The Gift of Time

thando

The gift I value the most in this phase of my life is the gift of time. People don’t understand. I’m in a season right now where the people around me are gifting me with time, and it is a beautiful thing, something I deeply appreciate. I think about how I can show appreciation to these people, and I rest in the knowledge that there will come a time when they are not in doubt of how much I appreciate and love them.
The women in my life right now are covering me in love and I feel so blessed. They give me time to work, and time to rest and recharge, and I love them for it. One of them asked me, ‘So you’re working khonapho?’ I was writing. I said yes.
She continued, ‘But what are you doing?’
‘I’m writing,’ I said. ‘That’s my work.’
‘But writing from where? What are you writing?’
The words felt ridiculous coming out of my mouth. I felt like an impostor. In the three seconds it took me to say the words, ‘I’m a writer’, I died of embarrassment. How dare I call myself a writer?

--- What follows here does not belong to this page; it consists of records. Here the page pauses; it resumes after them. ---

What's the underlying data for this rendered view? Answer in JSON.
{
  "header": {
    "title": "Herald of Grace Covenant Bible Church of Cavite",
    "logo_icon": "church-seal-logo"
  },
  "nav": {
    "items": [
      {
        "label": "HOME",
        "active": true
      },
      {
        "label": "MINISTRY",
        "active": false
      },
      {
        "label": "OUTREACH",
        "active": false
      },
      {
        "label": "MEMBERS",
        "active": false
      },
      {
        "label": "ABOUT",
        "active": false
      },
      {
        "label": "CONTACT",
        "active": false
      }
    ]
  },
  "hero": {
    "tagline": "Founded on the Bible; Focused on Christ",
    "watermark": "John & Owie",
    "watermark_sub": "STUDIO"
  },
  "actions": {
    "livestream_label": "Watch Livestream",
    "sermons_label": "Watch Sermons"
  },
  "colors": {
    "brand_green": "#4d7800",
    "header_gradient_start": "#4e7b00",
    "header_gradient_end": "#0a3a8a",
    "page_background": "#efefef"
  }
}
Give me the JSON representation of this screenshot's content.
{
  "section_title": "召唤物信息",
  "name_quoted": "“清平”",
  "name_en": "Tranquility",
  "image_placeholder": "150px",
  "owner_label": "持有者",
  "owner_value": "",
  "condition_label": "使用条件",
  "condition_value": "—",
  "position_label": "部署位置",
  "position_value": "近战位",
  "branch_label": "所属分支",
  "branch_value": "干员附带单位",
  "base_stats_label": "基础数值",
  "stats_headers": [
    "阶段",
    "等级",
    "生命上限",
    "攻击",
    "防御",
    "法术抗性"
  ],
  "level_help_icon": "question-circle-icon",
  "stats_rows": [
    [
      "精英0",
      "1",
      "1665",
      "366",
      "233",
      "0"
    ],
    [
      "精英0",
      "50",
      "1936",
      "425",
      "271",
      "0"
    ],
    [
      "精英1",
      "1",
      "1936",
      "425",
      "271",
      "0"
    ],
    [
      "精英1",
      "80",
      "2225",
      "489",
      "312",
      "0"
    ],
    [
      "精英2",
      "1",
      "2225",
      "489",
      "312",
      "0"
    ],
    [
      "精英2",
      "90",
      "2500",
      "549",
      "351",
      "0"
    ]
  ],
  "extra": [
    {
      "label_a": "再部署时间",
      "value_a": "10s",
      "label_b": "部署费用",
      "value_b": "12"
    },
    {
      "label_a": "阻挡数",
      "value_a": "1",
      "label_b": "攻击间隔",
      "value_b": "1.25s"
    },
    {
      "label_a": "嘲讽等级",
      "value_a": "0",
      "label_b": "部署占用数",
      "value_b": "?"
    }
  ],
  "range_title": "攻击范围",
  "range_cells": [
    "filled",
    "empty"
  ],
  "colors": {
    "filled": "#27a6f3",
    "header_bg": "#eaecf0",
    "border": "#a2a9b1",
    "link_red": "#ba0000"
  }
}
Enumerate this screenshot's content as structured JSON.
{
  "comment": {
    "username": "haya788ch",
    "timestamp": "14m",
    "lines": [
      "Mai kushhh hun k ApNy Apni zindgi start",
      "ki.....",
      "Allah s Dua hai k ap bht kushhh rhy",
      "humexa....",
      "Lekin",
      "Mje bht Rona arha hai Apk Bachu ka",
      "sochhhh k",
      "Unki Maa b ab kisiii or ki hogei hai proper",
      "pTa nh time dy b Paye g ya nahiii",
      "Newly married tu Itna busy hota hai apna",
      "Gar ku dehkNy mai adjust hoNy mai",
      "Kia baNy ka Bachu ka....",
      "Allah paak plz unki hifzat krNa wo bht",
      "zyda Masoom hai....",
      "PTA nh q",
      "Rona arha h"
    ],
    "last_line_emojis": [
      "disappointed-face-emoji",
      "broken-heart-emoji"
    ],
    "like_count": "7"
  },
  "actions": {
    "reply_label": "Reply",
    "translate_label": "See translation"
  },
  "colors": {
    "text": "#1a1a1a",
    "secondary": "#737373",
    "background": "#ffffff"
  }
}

And yet here I am, writing.
There are people who by giving me the gift of time make it possible for me to meet major deadlines related to my writing, and I cannot express how grateful I am to them. I tell them often that I will not forget to mention them in my acceptance speeches. They think I’m joking.
Of all the people who support and surround me, none has a more special place in my heart than my wonderful nephew Thando (pictured above). I have often said I want men in my life, reliable men who are on my side that I can call on in times of trouble to do man-things like fix the broken shower-head, or replace it, and help me mop the floor when two of my rooms get flooded. My brother’s son has been such a blessing to me. He is a man in my life who has helped me, supported me, shown me grace in difficult moments. He has given me time.
Sometimes I’m moments away from a break-down and he doesn’t know it; he has saved me countless times. Without knowing it he has been there, strong, allowing me to lean on him, helping me do better and be better. I appreciate him so much. We have raised a man in the family and I am so proud of him. I don’t care ukuthi abanye bathini, kim’ uThando usharp.